What is the source of my water? 

Depending on your location, your water comes from one of two sources. The District treats and distributes water from its reservoir at the headwaters of Reems Creek. We also provide for resale water purchased from the City of Asheville, the majority of which is treated and distributed from the City’s North Fork Reservoir.

Is my water hard or soft?

While “hard” and “soft” are relative terms, water provided from the District’s reservoir is considered soft within the industry; that is, less than 70 parts per million of dissolved hardness, and in any case meets all state and federal regulations. Dissolved hardness consists of limestone and calcium carbonate, and this explains the white buildup that can occur over time on water fixtures. This buildup is harmless but enough of it can diminish the efficiency of appliances such as hot water heaters and dishwashers. Water softeners are available for those who would prefer less dissolved minerals in their water.

Is chlorine used in my water? Is it safe to drink?

Chlorine is used as a disinfectant in the District’s treatment process. It has been proven over time to be a safe, cost effective method of treating water for drinking purposes. The District uses the lowest levels of chlorine possible to treat water and maintain an acceptable amount of disinfectant in distributed water. These levels are well below state and federal regulations on maximum chlorine levels. Chlorinated water is perfectly safe to drink; some people object to the taste of chlorine in water. Carbon filters that attach to your faucet, icemaker, or entire house are available for removing chlorine at most home improvement centers.

Is bottled water better than tap water?

For value, it is hard to beat tap water. District customers pay less than one cent per gallon for safe, clean mountain water delivered directly to their homes. Compared with costs of a dollar or more per liter of bottled water, and it’s clear that tap water delivers! Further, many bottled water companies use municipally treated water as their source, selling that same water at over a thousand percent markup! Tap water is convenient – it’s there when you need it – and environmentally friendly; bottled water uses significant amounts of energy to produce, store, transport, and dispose of.

Why is my water cloudy or discolored?

Cloudy or discolored water can result from a number of sources: routine distribution line flushing, water main leaks or breaks, sediment within the water, even the age and composition of your household water lines can contribute to the condition. Under normal circumstances, cloudy or discolored water as a result of District operations should clear up within a few minutes of running cold water at your faucet (running hot water is not recommended until water clears up, as this may discolor the water within your hot water heater). Water that is typically cloudy or discolored in the morning but that clears up quickly is often indicative of old or corroded household water lines. In any case, feel free to contact the District’s offices if you notice cloudy or discolored water on a regular basis and we will cheerfully investigate the situation and provide some follow-up information.

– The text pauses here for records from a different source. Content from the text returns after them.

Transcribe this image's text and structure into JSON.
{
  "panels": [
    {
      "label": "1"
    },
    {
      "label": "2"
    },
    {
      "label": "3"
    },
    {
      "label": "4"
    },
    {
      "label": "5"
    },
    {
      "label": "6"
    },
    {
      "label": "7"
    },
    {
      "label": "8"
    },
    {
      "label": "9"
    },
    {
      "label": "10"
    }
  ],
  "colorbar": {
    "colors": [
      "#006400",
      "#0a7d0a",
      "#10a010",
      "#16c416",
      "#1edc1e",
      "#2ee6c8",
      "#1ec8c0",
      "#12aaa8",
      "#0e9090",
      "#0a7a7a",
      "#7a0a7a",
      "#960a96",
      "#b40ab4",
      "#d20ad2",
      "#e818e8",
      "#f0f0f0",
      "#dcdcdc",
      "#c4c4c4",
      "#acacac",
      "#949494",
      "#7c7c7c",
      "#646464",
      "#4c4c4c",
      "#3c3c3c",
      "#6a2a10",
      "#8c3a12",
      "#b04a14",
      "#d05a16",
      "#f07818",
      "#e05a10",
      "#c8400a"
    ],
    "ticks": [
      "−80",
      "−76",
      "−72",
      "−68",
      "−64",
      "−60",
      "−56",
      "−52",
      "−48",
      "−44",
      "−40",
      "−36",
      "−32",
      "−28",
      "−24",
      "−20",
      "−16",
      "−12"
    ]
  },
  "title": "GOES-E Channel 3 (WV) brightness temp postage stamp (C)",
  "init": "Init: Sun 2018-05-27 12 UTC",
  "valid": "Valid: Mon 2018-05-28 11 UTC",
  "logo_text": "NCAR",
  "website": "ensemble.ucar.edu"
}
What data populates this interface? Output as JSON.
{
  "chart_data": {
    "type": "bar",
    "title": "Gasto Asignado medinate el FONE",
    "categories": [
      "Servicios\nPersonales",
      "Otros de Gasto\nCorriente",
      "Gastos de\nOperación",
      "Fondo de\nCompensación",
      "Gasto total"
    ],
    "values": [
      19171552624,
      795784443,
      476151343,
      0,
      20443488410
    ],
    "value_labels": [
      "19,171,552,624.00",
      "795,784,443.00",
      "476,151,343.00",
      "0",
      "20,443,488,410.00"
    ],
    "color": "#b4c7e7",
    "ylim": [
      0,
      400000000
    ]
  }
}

Are there pharmaceuticals in my water?

No. The District gets its water from a wholly-owned watershed at the head of Reems Creek, and repurchases some water from the City of Asheville originating from its wholly-owned North Fork Reservoir. Both sources are upstream of any possible pharmaceutical residuals residing in treated wastewater discharge.

Is there fluoride in my water?

For the most part, no. The District does not add fluoride in its water treatment process. However, certain out-of-District customers are supplied a blended mixture of District water and repurchased water from the City of Asheville, which does add fluoride to its water supply. Customers primarily affected are in the North end of the District's service area (near Weaverville) and the West Buncombe area of Old Leicester Highway and nearby roads.